Bien que la vraie raison à l'origine de la création du programme ne soit jamais évoquée dans le roman, les protagonistes en débattent souvent et croient trouver des explications plausibles. En effet, il est difficile de prime d'abord de comprendre l'intérêt d'organiser des tueries de collégiens.
- Le Programme a officiellement pour but de montrer à la face du monde la puissance de l'armée de terre, en tant qu'arme de dissuasion.

- Un autre but officiel invoqué est tout simplement le besoin d'offrir aux recrues de l'Armée de Terre une occupation, un entraînement et une expérience, le pays n'étant pas en guerre à l'heure actuelle.

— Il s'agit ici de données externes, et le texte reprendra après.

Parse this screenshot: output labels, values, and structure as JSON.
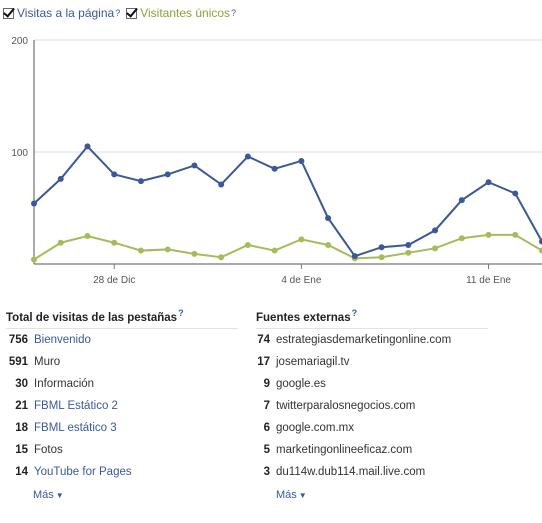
{
  "legend": {
    "visits_label": "Visitas a la página",
    "unique_label": "Visitantes únicos",
    "help": "?"
  },
  "chart_data": {
    "type": "line",
    "x_tick_labels": [
      "28 de Dic",
      "4 de Ene",
      "11 de Ene"
    ],
    "y_tick_labels": [
      "200",
      "100"
    ],
    "ylim": [
      0,
      200
    ],
    "grid": true,
    "series": [
      {
        "name": "Visitas a la página",
        "color": "#3b5998",
        "values": [
          54,
          76,
          105,
          80,
          74,
          80,
          88,
          71,
          96,
          85,
          92,
          41,
          7,
          15,
          17,
          30,
          57,
          73,
          63,
          20
        ]
      },
      {
        "name": "Visitantes únicos",
        "color": "#a6bb5c",
        "values": [
          4,
          19,
          25,
          19,
          12,
          13,
          9,
          6,
          17,
          12,
          22,
          17,
          5,
          6,
          10,
          14,
          23,
          26,
          26,
          12
        ]
      }
    ]
  },
  "tabs_section": {
    "title": "Total de visitas de las pestañas",
    "help": "?",
    "rows": [
      {
        "count": "756",
        "label": "Bienvenido",
        "link": true
      },
      {
        "count": "591",
        "label": "Muro",
        "link": false
      },
      {
        "count": "30",
        "label": "Información",
        "link": false
      },
      {
        "count": "21",
        "label": "FBML Estático 2",
        "link": true
      },
      {
        "count": "18",
        "label": "FBML estático 3",
        "link": true
      },
      {
        "count": "15",
        "label": "Fotos",
        "link": false
      },
      {
        "count": "14",
        "label": "YouTube for Pages",
        "link": true
      }
    ],
    "more": "Más"
  },
  "sources_section": {
    "title": "Fuentes externas",
    "help": "?",
    "rows": [
      {
        "count": "74",
        "label": "estrategiasdemarketingonline.com"
      },
      {
        "count": "17",
        "label": "josemariagil.tv"
      },
      {
        "count": "9",
        "label": "google.es"
      },
      {
        "count": "7",
        "label": "twitterparalosnegocios.com"
      },
      {
        "count": "6",
        "label": "google.com.mx"
      },
      {
        "count": "5",
        "label": "marketingonlineeficaz.com"
      },
      {
        "count": "3",
        "label": "du114w.dub114.mail.live.com"
      }
    ],
    "more": "Más"
  }
}
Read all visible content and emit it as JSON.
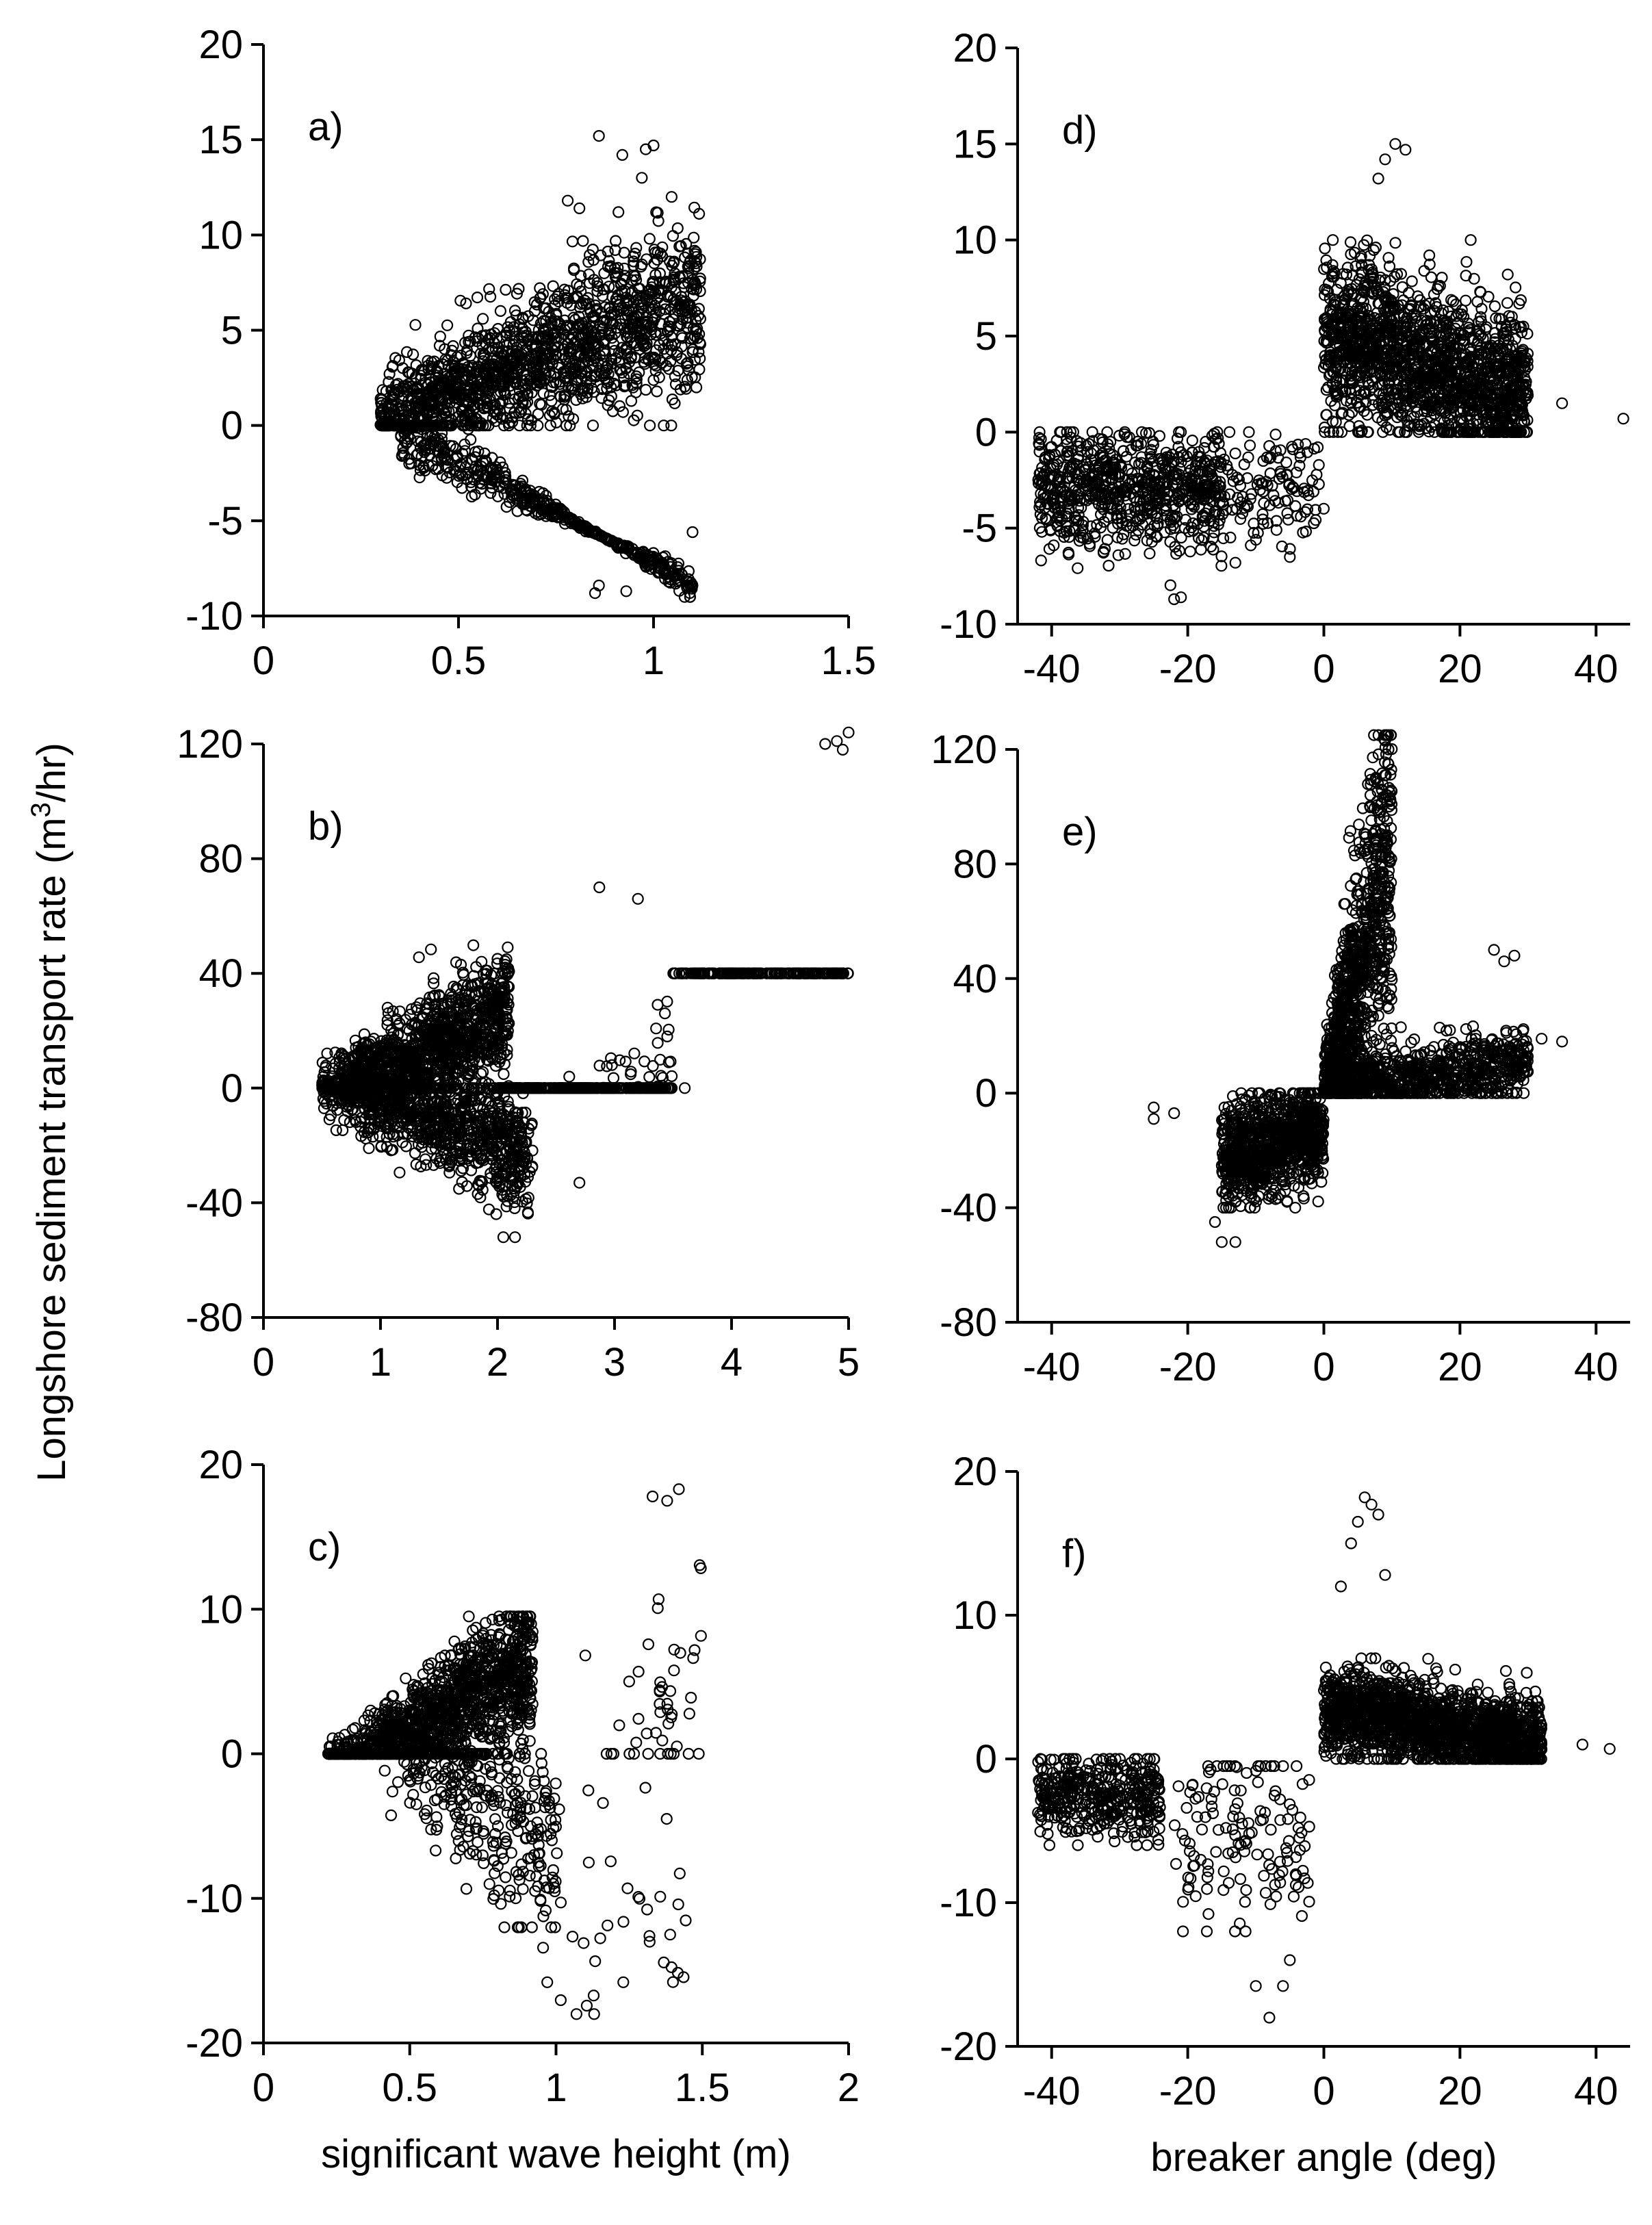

- Kawada Shôgo estime que, même si l'armée abuse déjà régulièrement de son pouvoir au quotidien sur la population, elle ressent le besoin de contrôler un peu plus le peuple. Il théorise que les mécanismes du programme sont conçus de façon à dégrader la confiance qu'ont les citoyens entre eux : en voyant les gagnants, qui ont du tuer leurs camarades pour survivre, à la télévision, les gens sont censés croire que n'importe qui en ferait autant. Ce climat paranoïaque de dénonciation a pour but d'empêcher la constitution d'un "esprit de résistance" face à l'Etat. Par ailleurs le traumatisme du programme, pour les familles des victimes, est censé fragiliser les mentalités et
"habituer" les citoyens aux horreurs commises par l'armée, acceptant leur sort.

- Kawada théorise aussi que le Programme n'est rien d'autre qu'une expérience délirante de l'Armée sur les comportements sociaux, et que personne n'a osé cesser jusqu'ici par peur d'afficher des sentiments "anti-patriotiques," le jeu étant une des "fiertés" de la République. Les comportements des participants sont d'ailleurs relevés et archivés pour une hypothétique utilisation par le gouvernement.

- Les organisateurs semblent placer des paris sur les futurs gagnants des jeux au sein des classes, et l'on peut se demander s'il ne s'agit en fait que d'un jeu d'argent macabre.
Réception du Programme :
A sa création, le "Programme" rencontra un fort mouvement de contestation au sein de la population, qui s'est éteint à l'époque du roman. Le jeu en lui-même, bien que connu des adultes, est une sorte de tabou majeur ; la plupart des élèves en ont très peu entendu parler et certains estiment même qu'il s'agit d'un mythe. Les parents semblent vouloir protéger leurs enfants d'informations qu'ils jugent trop terrifiantes.